MS-PINPOINT ongoing

Dec 10, 2024 • Benjamin Ford, Arman Eshaghi, Johnathan Stutters

MS-PINPOINT is a multi-centre project developing healthcare tools to aid in the treatment of patients with Multiple Sclerosis. Based at UCL, we develop tools for segmenting MS-typical lesions in brain and spinal cord MRI, as well as tools that use electronic health record data to model how individual patients will respond to the range of treatment options available.

To support these endeavours we use MRI and EHR data obtained as part of routine care. In this datacard we provide an overview of the structured data that we store, as free-text data is highly identifiable and cannot be shared in a way that guarantees patient privacy while retaining semblance of the original data.

More info about MS-PINPOINT can be found at: https://www.ms-pinpoint.com/

Data Format

We present 3 types of data in this datacard. Data Description describes the categories of patient data we store in parquet files exported directly from Epic EHR service. Ranges as well as means and standard deviations are supplied for the fields in which this applies. We also report the frequencies of entries for certain fields in Distribution of Values.

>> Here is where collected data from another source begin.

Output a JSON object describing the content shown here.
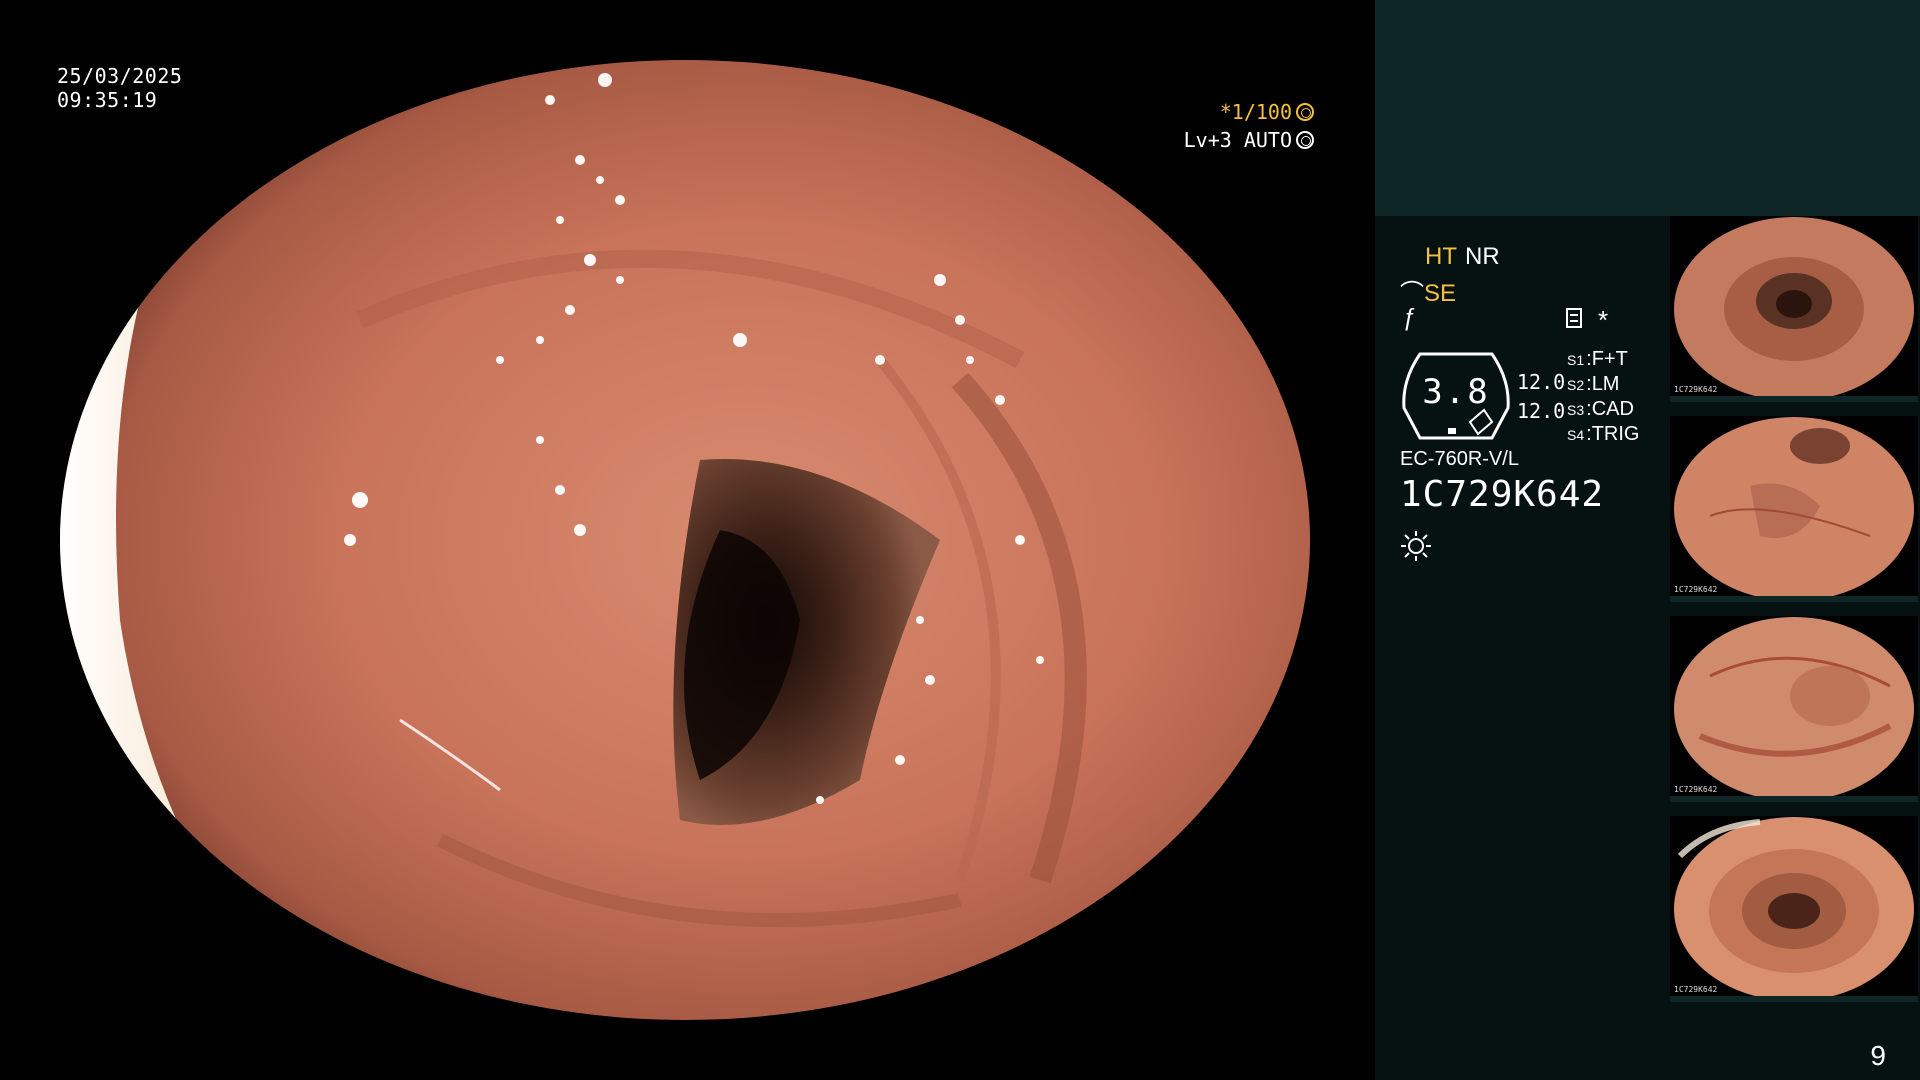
{
  "overlay": {
    "date": "25/03/2025",
    "time": "09:35:19",
    "shutter": "*1/100",
    "level": "Lv+3 AUTO"
  },
  "panel": {
    "ht_label": "HT",
    "nr_label": "NR",
    "se_label": "SE",
    "gauge_value": "3.8",
    "value_1": "12.0",
    "value_2": "12.0",
    "switches": [
      {
        "key": "S1",
        "value": "F+T"
      },
      {
        "key": "S2",
        "value": "LM"
      },
      {
        "key": "S3",
        "value": "CAD"
      },
      {
        "key": "S4",
        "value": "TRIG"
      }
    ],
    "scope_model": "EC-760R-V/L",
    "scope_serial": "1C729K642"
  },
  "thumbnails": [
    {
      "label": "1C729K642"
    },
    {
      "label": "1C729K642"
    },
    {
      "label": "1C729K642"
    },
    {
      "label": "1C729K642"
    }
  ],
  "page_number": "9",
  "colors": {
    "accent_yellow": "#f5c040",
    "panel_bg": "#061212",
    "panel_top_bg": "#0f2626",
    "mucosa": "#c8735a"
  },
  "icons": {
    "shutter_icon": "aperture-icon",
    "auto_icon": "auto-iris-icon",
    "light_icon": "light-source-icon",
    "mode_icon": "mode-list-icon"
  }
}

This datasheet shows the frequency with which different OMOP concepts are observed, and can also inform about the demographics of our dataset. In line with privacy guidelines, entries which occur 5 times or less have been removed. We also supply purely representative examples of the parquet files we export, in csv form. These are only representative as cannot release certain fields such as measurement values, or model the interrelationships between different fields due to the risk of patient data exposure.

Purpose of this Datacard

We hope that this datacard aids us in keeping our research transparent to both patients and members of the research community. This datacard gives a brief insight into the scope of our dataset and we hope provides an avenue for collaboration with researchers whose questions can be addressed by our dataset

Data Downloads

Representative data files have been generated column by column via random draw from the distribution of entries in the real data. Columns were selected manually for inclusion based on which could be modelled well. Refer to data_description.csv for a full list of fields used in the MS-PINPOINT project.